The decision to accept money from a charity linked to the controversial cult was taken at the highest level by members of the National Executive Committee.
They allowed the charity, the Association for Better Living and Education (ABLE), to take a stall at the party's annual conference in Manchester.
Exhibitors at the conference have to pay up to Pounds 13,500.
Correspondence obtained by the Evening Standard under the Freedom of Information Act reveals how Graeme Wilson of the Church of Scientology met Baroness Scotland - then a Home Office minister - in Manchester in September.
The invitation was passed to drugs minister Vernon Coaker who declined it to "due to diary commitments". Critics of Narconon claim it is a front for Scientology, a "religion" founded by science fiction writer L Ron Hubbard which counts John Travolta and Tom Cruise among its devotees.
Labour allowed ABLE to exhibit despite concerns about Scientology and its offshoots. The director of the Prison Service has said that Narconon is not a "validated programme" and has advised against its use as a treatment.
Drugs charity Addaction also opposes the programme saying it is "not scientifically sound".
Labour confirmed he decision to accept money from the Scientologists to exhibit was taken by a committee of the NEC.
NEC members include Tony Blair, Gordon Brown and party chairman Hazel Blears.

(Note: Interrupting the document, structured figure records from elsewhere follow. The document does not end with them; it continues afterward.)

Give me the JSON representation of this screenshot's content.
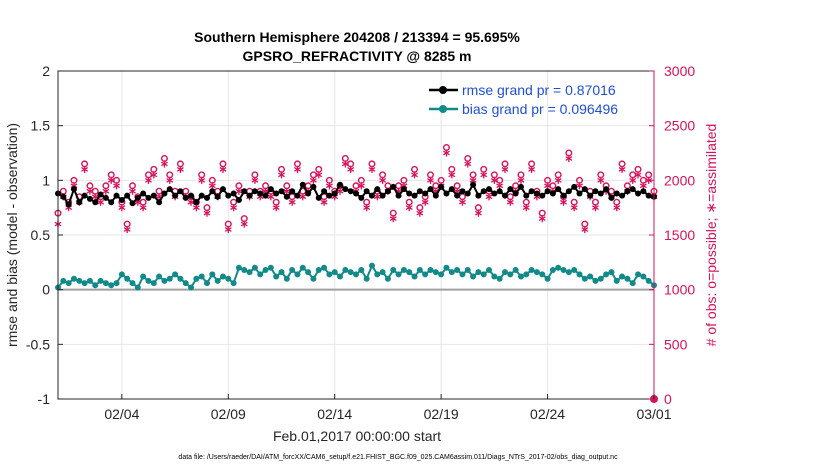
{
  "chart_data": {
    "type": "line",
    "title": "Southern Hemisphere 204208 / 213394 = 95.695%",
    "subtitle": "GPSRO_REFRACTIVITY @ 8285 m",
    "xlabel": "Feb.01,2017 00:00:00 start",
    "ylabel_left": "rmse and bias (model - observation)",
    "ylabel_right": "# of obs: o=possible; ∗=assimilated",
    "x_start_label": "02/01",
    "x_end_label": "03/01",
    "xlim_days": [
      0,
      28
    ],
    "ylim_left": [
      -1,
      2
    ],
    "ylim_right": [
      0,
      3000
    ],
    "x_tick_days": [
      3,
      8,
      13,
      18,
      23,
      28
    ],
    "x_tick_labels": [
      "02/04",
      "02/09",
      "02/14",
      "02/19",
      "02/24",
      "03/01"
    ],
    "y_left_ticks": [
      -1,
      -0.5,
      0,
      0.5,
      1,
      1.5,
      2
    ],
    "y_left_tick_labels": [
      "-1",
      "-0.5",
      "0",
      "0.5",
      "1",
      "1.5",
      "2"
    ],
    "y_right_ticks": [
      0,
      500,
      1000,
      1500,
      2000,
      2500,
      3000
    ],
    "y_right_tick_labels": [
      "0",
      "500",
      "1000",
      "1500",
      "2000",
      "2500",
      "3000"
    ],
    "grid": true,
    "legend_position": "top-right",
    "colors": {
      "rmse": "#000000",
      "bias": "#138a8a",
      "obs": "#d8125c",
      "zero_line": "#a0a0a0",
      "grid": "#e6e6e6"
    },
    "series": [
      {
        "name": "rmse grand pr = 0.87016",
        "axis": "left",
        "marker": "filled-circle",
        "x_days": [
          0,
          0.25,
          0.5,
          0.75,
          1,
          1.25,
          1.5,
          1.75,
          2,
          2.25,
          2.5,
          2.75,
          3,
          3.25,
          3.5,
          3.75,
          4,
          4.25,
          4.5,
          4.75,
          5,
          5.25,
          5.5,
          5.75,
          6,
          6.25,
          6.5,
          6.75,
          7,
          7.25,
          7.5,
          7.75,
          8,
          8.25,
          8.5,
          8.75,
          9,
          9.25,
          9.5,
          9.75,
          10,
          10.25,
          10.5,
          10.75,
          11,
          11.25,
          11.5,
          11.75,
          12,
          12.25,
          12.5,
          12.75,
          13,
          13.25,
          13.5,
          13.75,
          14,
          14.25,
          14.5,
          14.75,
          15,
          15.25,
          15.5,
          15.75,
          16,
          16.25,
          16.5,
          16.75,
          17,
          17.25,
          17.5,
          17.75,
          18,
          18.25,
          18.5,
          18.75,
          19,
          19.25,
          19.5,
          19.75,
          20,
          20.25,
          20.5,
          20.75,
          21,
          21.25,
          21.5,
          21.75,
          22,
          22.25,
          22.5,
          22.75,
          23,
          23.25,
          23.5,
          23.75,
          24,
          24.25,
          24.5,
          24.75,
          25,
          25.25,
          25.5,
          25.75,
          26,
          26.25,
          26.5,
          26.75,
          27,
          27.25,
          27.5,
          27.75,
          28
        ],
        "values": [
          0.88,
          0.85,
          0.78,
          0.92,
          0.8,
          0.86,
          0.83,
          0.8,
          0.87,
          0.84,
          0.8,
          0.86,
          0.82,
          0.86,
          0.79,
          0.84,
          0.88,
          0.84,
          0.86,
          0.8,
          0.88,
          0.92,
          0.86,
          0.9,
          0.84,
          0.86,
          0.8,
          0.86,
          0.84,
          0.9,
          0.85,
          0.92,
          0.86,
          0.88,
          0.82,
          0.9,
          0.86,
          0.9,
          0.88,
          0.86,
          0.92,
          0.88,
          0.9,
          0.85,
          0.9,
          0.86,
          0.96,
          0.88,
          0.94,
          0.84,
          0.9,
          0.86,
          0.88,
          0.96,
          0.92,
          0.9,
          0.88,
          0.84,
          0.9,
          0.86,
          0.92,
          0.86,
          0.9,
          0.94,
          0.86,
          0.92,
          0.88,
          0.86,
          0.9,
          0.88,
          0.92,
          0.86,
          0.94,
          0.88,
          0.92,
          0.86,
          0.9,
          0.88,
          0.96,
          0.86,
          0.9,
          0.92,
          0.88,
          0.9,
          0.86,
          0.92,
          0.88,
          0.94,
          0.86,
          0.9,
          0.88,
          0.86,
          0.9,
          0.88,
          0.92,
          0.86,
          0.9,
          0.94,
          0.88,
          0.92,
          0.86,
          0.9,
          0.88,
          0.92,
          0.84,
          0.88,
          0.86,
          0.9,
          0.92,
          0.88,
          0.9,
          0.86,
          0.85
        ]
      },
      {
        "name": "bias grand pr = 0.096496",
        "axis": "left",
        "marker": "filled-circle",
        "x_days": [
          0,
          0.25,
          0.5,
          0.75,
          1,
          1.25,
          1.5,
          1.75,
          2,
          2.25,
          2.5,
          2.75,
          3,
          3.25,
          3.5,
          3.75,
          4,
          4.25,
          4.5,
          4.75,
          5,
          5.25,
          5.5,
          5.75,
          6,
          6.25,
          6.5,
          6.75,
          7,
          7.25,
          7.5,
          7.75,
          8,
          8.25,
          8.5,
          8.75,
          9,
          9.25,
          9.5,
          9.75,
          10,
          10.25,
          10.5,
          10.75,
          11,
          11.25,
          11.5,
          11.75,
          12,
          12.25,
          12.5,
          12.75,
          13,
          13.25,
          13.5,
          13.75,
          14,
          14.25,
          14.5,
          14.75,
          15,
          15.25,
          15.5,
          15.75,
          16,
          16.25,
          16.5,
          16.75,
          17,
          17.25,
          17.5,
          17.75,
          18,
          18.25,
          18.5,
          18.75,
          19,
          19.25,
          19.5,
          19.75,
          20,
          20.25,
          20.5,
          20.75,
          21,
          21.25,
          21.5,
          21.75,
          22,
          22.25,
          22.5,
          22.75,
          23,
          23.25,
          23.5,
          23.75,
          24,
          24.25,
          24.5,
          24.75,
          25,
          25.25,
          25.5,
          25.75,
          26,
          26.25,
          26.5,
          26.75,
          27,
          27.25,
          27.5,
          27.75,
          28
        ],
        "values": [
          0.02,
          0.08,
          0.06,
          0.1,
          0.08,
          0.06,
          0.08,
          0.04,
          0.08,
          0.06,
          0.04,
          0.06,
          0.14,
          0.1,
          0.06,
          0.02,
          0.12,
          0.08,
          0.06,
          0.12,
          0.08,
          0.1,
          0.14,
          0.1,
          0.06,
          0.02,
          0.1,
          0.12,
          0.06,
          0.14,
          0.08,
          0.12,
          0.1,
          0.06,
          0.2,
          0.18,
          0.16,
          0.2,
          0.14,
          0.18,
          0.2,
          0.12,
          0.16,
          0.1,
          0.18,
          0.14,
          0.2,
          0.16,
          0.1,
          0.18,
          0.2,
          0.14,
          0.16,
          0.12,
          0.18,
          0.16,
          0.14,
          0.18,
          0.1,
          0.22,
          0.14,
          0.16,
          0.1,
          0.18,
          0.14,
          0.18,
          0.16,
          0.12,
          0.18,
          0.14,
          0.18,
          0.16,
          0.14,
          0.2,
          0.16,
          0.18,
          0.14,
          0.18,
          0.12,
          0.16,
          0.14,
          0.18,
          0.12,
          0.1,
          0.16,
          0.14,
          0.18,
          0.12,
          0.14,
          0.18,
          0.16,
          0.14,
          0.1,
          0.18,
          0.2,
          0.18,
          0.16,
          0.18,
          0.14,
          0.1,
          0.12,
          0.08,
          0.1,
          0.14,
          0.16,
          0.08,
          0.12,
          0.1,
          0.06,
          0.14,
          0.12,
          0.08,
          0.04
        ]
      },
      {
        "name": "possible",
        "axis": "right",
        "marker": "open-circle",
        "x_days": [
          0,
          0.25,
          0.5,
          0.75,
          1,
          1.25,
          1.5,
          1.75,
          2,
          2.25,
          2.5,
          2.75,
          3,
          3.25,
          3.5,
          3.75,
          4,
          4.25,
          4.5,
          4.75,
          5,
          5.25,
          5.5,
          5.75,
          6,
          6.25,
          6.5,
          6.75,
          7,
          7.25,
          7.5,
          7.75,
          8,
          8.25,
          8.5,
          8.75,
          9,
          9.25,
          9.5,
          9.75,
          10,
          10.25,
          10.5,
          10.75,
          11,
          11.25,
          11.5,
          11.75,
          12,
          12.25,
          12.5,
          12.75,
          13,
          13.25,
          13.5,
          13.75,
          14,
          14.25,
          14.5,
          14.75,
          15,
          15.25,
          15.5,
          15.75,
          16,
          16.25,
          16.5,
          16.75,
          17,
          17.25,
          17.5,
          17.75,
          18,
          18.25,
          18.5,
          18.75,
          19,
          19.25,
          19.5,
          19.75,
          20,
          20.25,
          20.5,
          20.75,
          21,
          21.25,
          21.5,
          21.75,
          22,
          22.25,
          22.5,
          22.75,
          23,
          23.25,
          23.5,
          23.75,
          24,
          24.25,
          24.5,
          24.75,
          25,
          25.25,
          25.5,
          25.75,
          26,
          26.25,
          26.5,
          26.75,
          27,
          27.25,
          27.5,
          27.75,
          28
        ],
        "values": [
          1700,
          1900,
          1800,
          2000,
          1850,
          2150,
          1950,
          1900,
          1850,
          1950,
          2050,
          2000,
          1800,
          1600,
          1950,
          1850,
          1800,
          2050,
          2100,
          1900,
          2200,
          2050,
          1900,
          2150,
          1900,
          1850,
          1800,
          2050,
          1750,
          2000,
          1900,
          2150,
          1600,
          1800,
          1950,
          1650,
          1900,
          2050,
          1900,
          1950,
          1900,
          1800,
          2100,
          1950,
          1850,
          2150,
          1900,
          1950,
          2050,
          2100,
          1850,
          2000,
          1900,
          1950,
          2200,
          2150,
          1950,
          2000,
          1800,
          2150,
          1900,
          2050,
          1950,
          1700,
          1950,
          2000,
          1800,
          2100,
          1750,
          1850,
          2050,
          1950,
          2000,
          2300,
          2100,
          1950,
          1850,
          2200,
          2050,
          1750,
          2100,
          1900,
          2050,
          2000,
          2150,
          1850,
          1950,
          2050,
          1800,
          2150,
          1900,
          1700,
          2000,
          1950,
          2050,
          1850,
          2250,
          1800,
          2000,
          1600,
          1900,
          1800,
          2050,
          1950,
          1900,
          1800,
          2150,
          1950,
          2050,
          2100,
          2000,
          2050,
          1900
        ]
      },
      {
        "name": "assimilated",
        "axis": "right",
        "marker": "asterisk",
        "x_days": [
          0,
          0.25,
          0.5,
          0.75,
          1,
          1.25,
          1.5,
          1.75,
          2,
          2.25,
          2.5,
          2.75,
          3,
          3.25,
          3.5,
          3.75,
          4,
          4.25,
          4.5,
          4.75,
          5,
          5.25,
          5.5,
          5.75,
          6,
          6.25,
          6.5,
          6.75,
          7,
          7.25,
          7.5,
          7.75,
          8,
          8.25,
          8.5,
          8.75,
          9,
          9.25,
          9.5,
          9.75,
          10,
          10.25,
          10.5,
          10.75,
          11,
          11.25,
          11.5,
          11.75,
          12,
          12.25,
          12.5,
          12.75,
          13,
          13.25,
          13.5,
          13.75,
          14,
          14.25,
          14.5,
          14.75,
          15,
          15.25,
          15.5,
          15.75,
          16,
          16.25,
          16.5,
          16.75,
          17,
          17.25,
          17.5,
          17.75,
          18,
          18.25,
          18.5,
          18.75,
          19,
          19.25,
          19.5,
          19.75,
          20,
          20.25,
          20.5,
          20.75,
          21,
          21.25,
          21.5,
          21.75,
          22,
          22.25,
          22.5,
          22.75,
          23,
          23.25,
          23.5,
          23.75,
          24,
          24.25,
          24.5,
          24.75,
          25,
          25.25,
          25.5,
          25.75,
          26,
          26.25,
          26.5,
          26.75,
          27,
          27.25,
          27.5,
          27.75,
          28
        ],
        "values": [
          1600,
          1850,
          1750,
          1950,
          1800,
          2100,
          1900,
          1850,
          1800,
          1900,
          2000,
          1950,
          1750,
          1550,
          1900,
          1800,
          1750,
          2000,
          2050,
          1850,
          2150,
          2000,
          1850,
          2100,
          1850,
          1800,
          1750,
          2000,
          1700,
          1950,
          1850,
          2100,
          1550,
          1750,
          1900,
          1600,
          1850,
          2000,
          1850,
          1900,
          1850,
          1750,
          2050,
          1900,
          1800,
          2100,
          1850,
          1900,
          2000,
          2050,
          1800,
          1950,
          1850,
          1900,
          2150,
          2100,
          1900,
          1950,
          1750,
          2100,
          1850,
          2000,
          1900,
          1650,
          1900,
          1950,
          1750,
          2050,
          1700,
          1800,
          2000,
          1900,
          1950,
          2250,
          2050,
          1900,
          1800,
          2150,
          2000,
          1700,
          2050,
          1850,
          2000,
          1950,
          2100,
          1800,
          1900,
          2000,
          1750,
          2100,
          1850,
          1650,
          1950,
          1900,
          2000,
          1800,
          2200,
          1750,
          1950,
          1550,
          1850,
          1750,
          2000,
          1900,
          1850,
          1750,
          2100,
          1900,
          2000,
          2050,
          1950,
          2000,
          1850
        ]
      }
    ]
  },
  "footer": {
    "data_file": "data file: /Users/raeder/DAI/ATM_forcXX/CAM6_setup/f.e21.FHIST_BGC.f09_025.CAM6assim.011/Diags_NTrS_2017-02/obs_diag_output.nc"
  }
}
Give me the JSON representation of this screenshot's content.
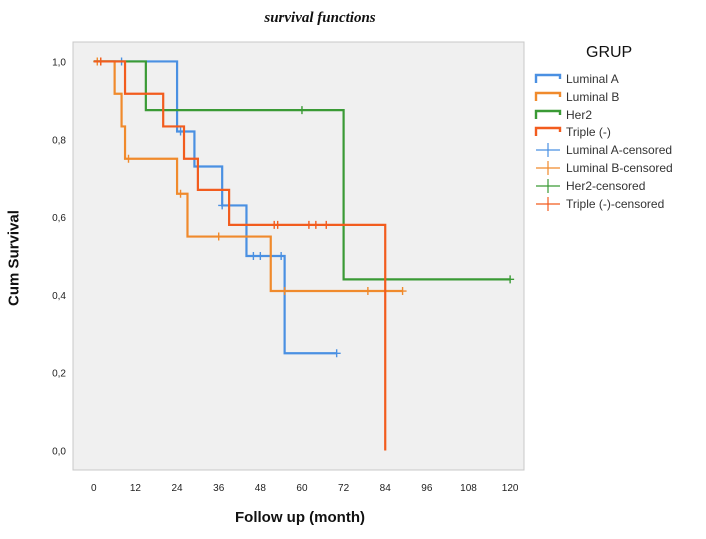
{
  "chart_data": {
    "type": "line",
    "subtype": "kaplan-meier",
    "title": "survival functions",
    "xlabel": "Follow up (month)",
    "ylabel": "Cum Survival",
    "xlim": [
      -6,
      124
    ],
    "ylim": [
      -0.05,
      1.05
    ],
    "xticks": [
      0,
      12,
      24,
      36,
      48,
      60,
      72,
      84,
      96,
      108,
      120
    ],
    "yticks": [
      0.0,
      0.2,
      0.4,
      0.6,
      0.8,
      1.0
    ],
    "ytick_labels": [
      "0,0",
      "0,2",
      "0,4",
      "0,6",
      "0,8",
      "1,0"
    ],
    "legend_title": "GRUP",
    "legend_labels": [
      "Luminal A",
      "Luminal B",
      "Her2",
      "Triple (-)",
      "Luminal A-censored",
      "Luminal B-censored",
      "Her2-censored",
      "Triple (-)-censored"
    ],
    "series": [
      {
        "name": "Luminal A",
        "color": "#4a90e2",
        "steps": [
          [
            0,
            1.0
          ],
          [
            24,
            0.82
          ],
          [
            29,
            0.73
          ],
          [
            37,
            0.63
          ],
          [
            44,
            0.5
          ],
          [
            55,
            0.25
          ],
          [
            70,
            0.25
          ]
        ],
        "censored": [
          [
            8,
            1.0
          ],
          [
            25,
            0.82
          ],
          [
            37,
            0.63
          ],
          [
            46,
            0.5
          ],
          [
            48,
            0.5
          ],
          [
            54,
            0.5
          ],
          [
            70,
            0.25
          ]
        ]
      },
      {
        "name": "Luminal B",
        "color": "#f08a2c",
        "steps": [
          [
            0,
            1.0
          ],
          [
            6,
            0.917
          ],
          [
            8,
            0.833
          ],
          [
            9,
            0.75
          ],
          [
            24,
            0.66
          ],
          [
            27,
            0.55
          ],
          [
            51,
            0.41
          ],
          [
            89,
            0.41
          ]
        ],
        "censored": [
          [
            1,
            1.0
          ],
          [
            2,
            1.0
          ],
          [
            10,
            0.75
          ],
          [
            25,
            0.66
          ],
          [
            36,
            0.55
          ],
          [
            55,
            0.41
          ],
          [
            79,
            0.41
          ],
          [
            89,
            0.41
          ]
        ]
      },
      {
        "name": "Her2",
        "color": "#3a9a35",
        "steps": [
          [
            0,
            1.0
          ],
          [
            15,
            0.875
          ],
          [
            72,
            0.44
          ],
          [
            120,
            0.44
          ]
        ],
        "censored": [
          [
            60,
            0.875
          ],
          [
            120,
            0.44
          ]
        ]
      },
      {
        "name": "Triple (-)",
        "color": "#f25c1e",
        "steps": [
          [
            0,
            1.0
          ],
          [
            9,
            0.917
          ],
          [
            20,
            0.833
          ],
          [
            26,
            0.75
          ],
          [
            30,
            0.67
          ],
          [
            39,
            0.58
          ],
          [
            84,
            0.0
          ]
        ],
        "censored": [
          [
            2,
            1.0
          ],
          [
            52,
            0.58
          ],
          [
            53,
            0.58
          ],
          [
            62,
            0.58
          ],
          [
            64,
            0.58
          ],
          [
            67,
            0.58
          ]
        ]
      }
    ]
  }
}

A Labour Party conference spokesman said the money received was a business transaction and did not constitute a donation. He added: "Approval for organisationslooking to attend conferences is made after careful consideration by the NEC board. We do reserve the right to exclude an organisation but in this case approval was given."
He added: "We do not comment on individual exhibitors but every year exhibitors represent a range of views and opinions. Their policies may not always reflect those of the Labour Party."
In addition to the conference stand, ABLE staged a "state-of-the- art exhibition" in a hotel near the Manchester centre "for Members of Parliament and others attending the conference".
Scientology's lobbying follows revelations that followers arranged talks on drugs at schools through Narconon. A Home Office spokeswoman said it did not meet the standards required by the National Offender Management Service.
"The view is that drug treatment needs to be evidence based," she said.